I assume the insurers would have to be kept up to date with medical history of the person whose death is insured against?

No, for life insurance, the risk they take on is based on the medical information at the time. It's a long time since I've worked in the life insurance industry!

purpleroses Mon 24-Feb-14 15:15:42

I can see where you're coming from being a bit uncomfortable about it. It's one thing taking out insurance against something awful happening, just so that you're covered financially if it does. But feels quite different someone else saying they'll be rich if your DH (who they hate!) dies hmm

Notify Mon 24-Feb-14 15:42:28

Life Assurance Act 1774 It's Wiki but I think it's good

No you can't just insure the life of a random stranger, there has to be a "definite expectation of suffering a financial loss directly due to someone's death." If Dh is paying maintenance payments then she does fulfil that requirement but in any case the situation when the policy was taken out will be what matters - divorce will not invalidate an existing policy

TBH I think it was a good a prudent decision of hers to continue the policy in order to help her support her children should the worst happen and I would question whether your DH did the right thing in cancelling his - presumably, should anything happen to her his (your) financial responsibility towards the children would increase?

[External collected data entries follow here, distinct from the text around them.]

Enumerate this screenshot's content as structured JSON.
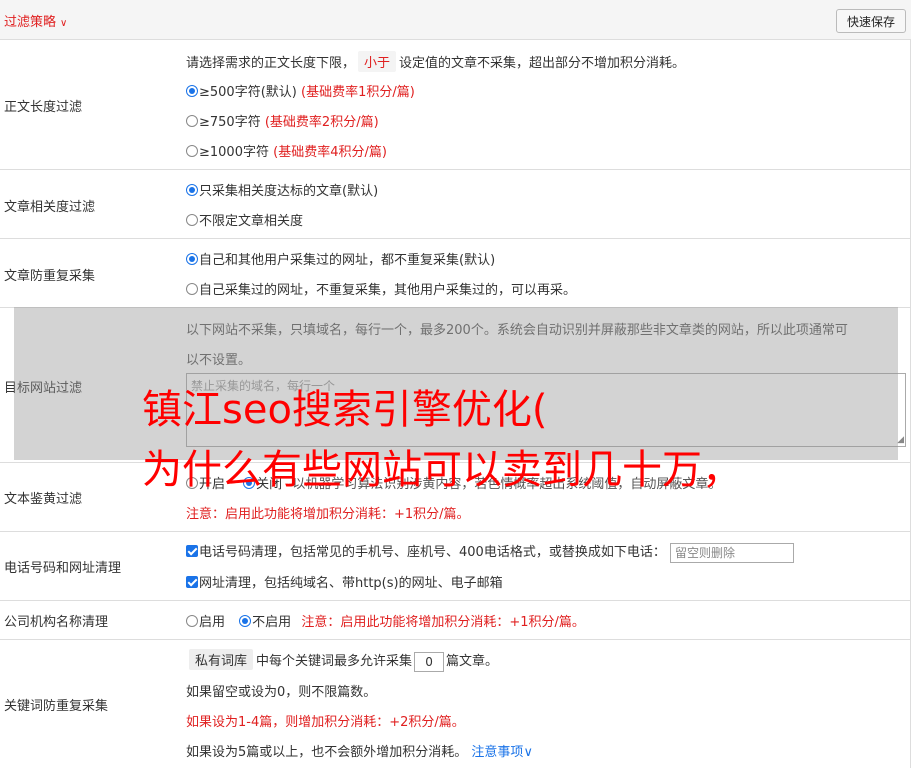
{
  "header": {
    "title": "过滤策略",
    "title_icon": "chevron-double-down-icon",
    "save_button": "快速保存"
  },
  "content_length": {
    "label": "正文长度过滤",
    "desc_before": "请选择需求的正文长度下限，",
    "desc_tag": "小于",
    "desc_after": "设定值的文章不采集，超出部分不增加积分消耗。",
    "options": [
      {
        "text": "≥500字符(默认)",
        "note": "(基础费率1积分/篇)",
        "selected": true
      },
      {
        "text": "≥750字符",
        "note": "(基础费率2积分/篇)",
        "selected": false
      },
      {
        "text": "≥1000字符",
        "note": "(基础费率4积分/篇)",
        "selected": false
      }
    ]
  },
  "relevance": {
    "label": "文章相关度过滤",
    "options": [
      {
        "text": "只采集相关度达标的文章(默认)",
        "selected": true
      },
      {
        "text": "不限定文章相关度",
        "selected": false
      }
    ]
  },
  "duplicate": {
    "label": "文章防重复采集",
    "options": [
      {
        "text": "自己和其他用户采集过的网址，都不重复采集(默认)",
        "selected": true
      },
      {
        "text": "自己采集过的网址，不重复采集，其他用户采集过的，可以再采。",
        "selected": false
      }
    ]
  },
  "site_filter": {
    "label": "目标网站过滤",
    "desc_line1": "以下网站不采集，只填域名，每行一个，最多200个。系统会自动识别并屏蔽那些非文章类的网站，所以此项通常可",
    "desc_line2": "以不设置。",
    "placeholder": "禁止采集的域名，每行一个"
  },
  "porn_filter": {
    "label": "文本鉴黄过滤",
    "opt_on": "开启",
    "opt_off_partial": "关闭",
    "hidden_desc": "以机器学习算法识别涉黄内容，若色情概率超出系统阈值，自动屏蔽文章。",
    "note": "注意：启用此功能将增加积分消耗：+1积分/篇。"
  },
  "phone_clean": {
    "label": "电话号码和网址清理",
    "phone_text": "电话号码清理，包括常见的手机号、座机号、400电话格式，或替换成如下电话：",
    "phone_placeholder": "留空则删除",
    "url_text": "网址清理，包括纯域名、带http(s)的网址、电子邮箱"
  },
  "company_clean": {
    "label": "公司机构名称清理",
    "opt_on": "启用",
    "opt_off": "不启用",
    "note": "注意：启用此功能将增加积分消耗：+1积分/篇。"
  },
  "keyword_dup": {
    "label": "关键词防重复采集",
    "tag": "私有词库",
    "line1_a": "中每个关键词最多允许采集",
    "line1_value": "0",
    "line1_b": "篇文章。",
    "line2": "如果留空或设为0，则不限篇数。",
    "line3": "如果设为1-4篇，则增加积分消耗：+2积分/篇。",
    "line4": "如果设为5篇或以上，也不会额外增加积分消耗。",
    "link": "注意事项"
  },
  "overlay": {
    "line1": "镇江seo搜索引擎优化(",
    "line2": "为什么有些网站可以卖到几十万，"
  }
}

ConfusedbyInsurance Mon 24-Feb-14 15:54:02

DH cancelled his "life of another" policy on her when he took out a policy linked to his new mortgage, before he and I got together!

I understand the sense in insuring against loss of child maintenance, I looked at it myself for my DD - but she would have been named as the beneficiary (in trust), and her Dad had to agree to it. I was told that I couldn't benefit (from a new policy) because I didn't have what someone has referred to upthread as an "insurable interest"- I don't get spousal maintenance from my ex, and DH doesn't pay it to his, either. But as the policy was already in place when DH and his ex split, I suppose that's different.

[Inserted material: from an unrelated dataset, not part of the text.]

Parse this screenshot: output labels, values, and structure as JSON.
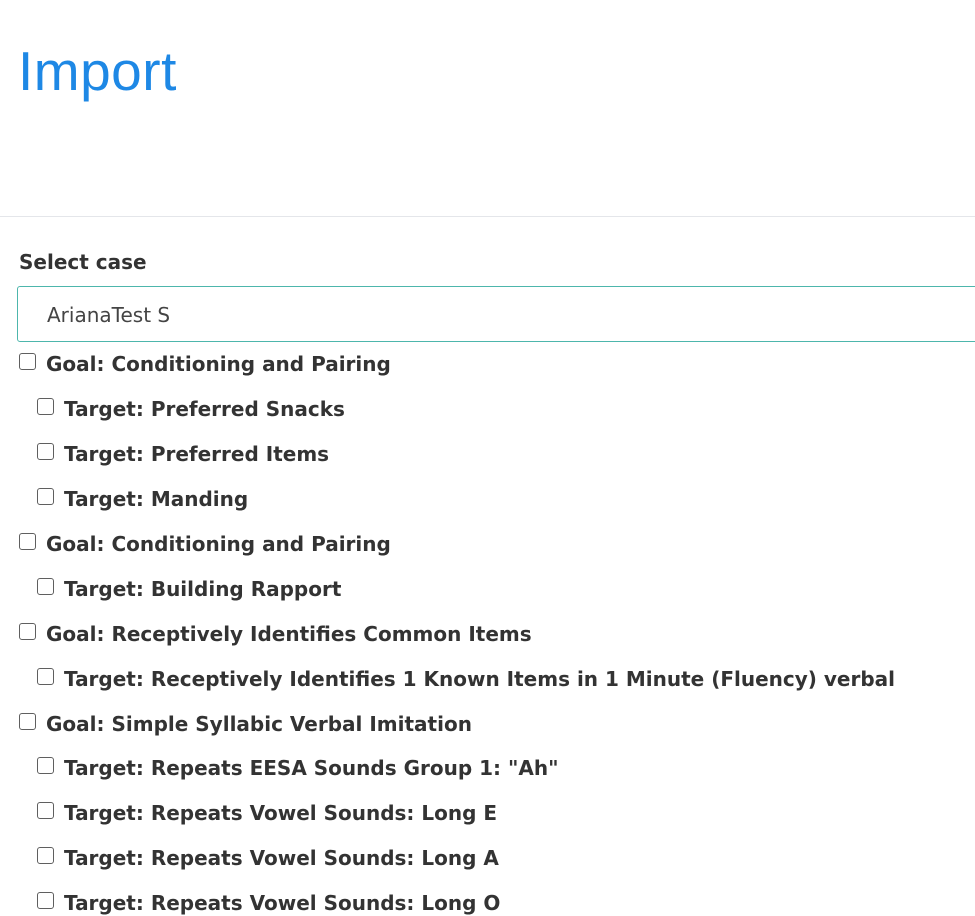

If the worst happened and something happened to DHs ex, then (assuming the DSC came and lived with us) we'd manage with the additional child benefit, and of course DH wouldn't be paying child maintenance anymore, either - it wouldn't occur to me to insure against their Mum no longer being their primary carer!

BuzzLightbulb Mon 24-Feb-14 17:10:33

Onths bottom.....

OP said endowment, and decreasing term.

If it were a decreasing balance life cove only presumably it would have been used in conjunction with a repayment mortgage and I can't see the benefit of her maintaining the policy instead of taking out a new one in her own name.

If OP's DH has cancelled his policy there would have been no cover on her life, and it would appear to be bad financial planning to not provide for your dependants on your demise and instead hope your ex went first.

Bit of a gamble ?

ConfusedbyInsurance Mon 24-Feb-14 17:18:30

I may have misled - it was an 'interest only' mortgage, rather than endowment - sorry!

BuzzLightbulb Mon 24-Feb-14 18:11:51

Then your username is well deserved....

If it was an interest only mortgage, it's very likely they took out an endowment to pay it off.

Clincher is how long ago this would have been.

And it doesn't really matter, she can do it if she wants.